В редакцию Лямченко он явился вовремя, когда рабочий день подходил к концу. И требовалась соответствующая разрядка для поднятия настроения. Морхинин извлек из вместительного полиэтиленового пакета литровую бутыль водки, черную бутылку полусладкого вина «Изабелла», учитывая вкусы некоторых редакционных дам, и приличествующую закуску к ним.
– Ну вот, брат, я наконец узнаю широту твоей славянской души, – с пафосом произнес Лямченко, узрев поклажу Морхинина, освобожденную от упаковки. – Люба, – закричал он жене, – хлеб есть?
– Хлеб есть и чай тоже, – ответила симпатичная жена Лямченко. – Рюмки нести?
– Про чай не надо говорить перед началом заседания и портить мне настроение, – грозно предупредил Николай Иванович. – Шо ты, жинка, порядков не знаешь? Прошу всех сотрудников покинуть производственное помещение. Следует занять места вокруг моего стола в соответствии с занимаемой должностью. Миссис Соболева, убедительно вас прошу не увиливать от предложения употребить спиртные напитки и не строить коварные глазки моему другу Валерьяну Морхинину…
– Я не увиливаю и не строю, – смеялась Лида Соболева, ласково глядя на Валерьяна Александровича, и добавила, обращаясь к нему: – А Романа выпустили под подписку о невыезде. Но он хочет подавать в суд.

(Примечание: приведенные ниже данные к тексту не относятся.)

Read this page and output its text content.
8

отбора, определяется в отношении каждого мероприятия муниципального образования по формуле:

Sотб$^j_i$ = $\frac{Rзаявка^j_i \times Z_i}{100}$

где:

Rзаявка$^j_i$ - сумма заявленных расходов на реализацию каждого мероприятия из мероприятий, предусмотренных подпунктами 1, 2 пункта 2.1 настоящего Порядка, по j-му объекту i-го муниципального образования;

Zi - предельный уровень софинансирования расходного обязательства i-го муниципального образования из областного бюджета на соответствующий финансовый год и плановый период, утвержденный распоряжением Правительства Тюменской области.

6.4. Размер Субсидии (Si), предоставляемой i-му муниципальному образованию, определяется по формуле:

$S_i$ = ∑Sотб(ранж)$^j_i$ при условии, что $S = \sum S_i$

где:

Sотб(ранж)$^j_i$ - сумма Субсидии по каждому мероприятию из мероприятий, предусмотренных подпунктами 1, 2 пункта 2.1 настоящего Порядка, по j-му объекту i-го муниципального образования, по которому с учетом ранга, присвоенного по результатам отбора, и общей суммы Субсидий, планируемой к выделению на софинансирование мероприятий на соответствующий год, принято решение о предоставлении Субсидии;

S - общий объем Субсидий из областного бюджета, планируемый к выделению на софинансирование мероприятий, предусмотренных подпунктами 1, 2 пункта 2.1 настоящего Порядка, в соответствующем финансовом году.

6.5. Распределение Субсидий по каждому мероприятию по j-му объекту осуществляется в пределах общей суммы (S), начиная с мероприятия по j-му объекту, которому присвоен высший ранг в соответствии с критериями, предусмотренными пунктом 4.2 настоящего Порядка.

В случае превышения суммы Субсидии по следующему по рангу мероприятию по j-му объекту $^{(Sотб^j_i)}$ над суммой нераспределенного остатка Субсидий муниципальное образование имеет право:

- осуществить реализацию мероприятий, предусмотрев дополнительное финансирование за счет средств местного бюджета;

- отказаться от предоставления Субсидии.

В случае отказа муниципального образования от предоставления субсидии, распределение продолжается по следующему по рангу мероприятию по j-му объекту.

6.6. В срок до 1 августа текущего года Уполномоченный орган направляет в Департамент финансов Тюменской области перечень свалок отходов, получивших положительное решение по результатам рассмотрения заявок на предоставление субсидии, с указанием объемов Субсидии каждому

– На кого? – заинтересовался Морхинин.
– Еще неизвестно.
– Гарно, аж слеза прошибает, – заявил Лямченко, услышав сообщение Лиды. – Один человек, герой чеченской войны, скован наручниками и посажен на несколько дней за решетку. Другой, член Союза писателей, избит просто за компанию, без всяких оснований. Но никто пока не может решить: на кого же все-таки подавать в суд? Да здравствуют наши правоохранительные органы, самые туманные в мире! – Лямченко сделал комически торжественный жест. – Валерьян, разливай!
И начался скромный редакционный праздник, основным виновником которого оказался Валерьян Морхинин.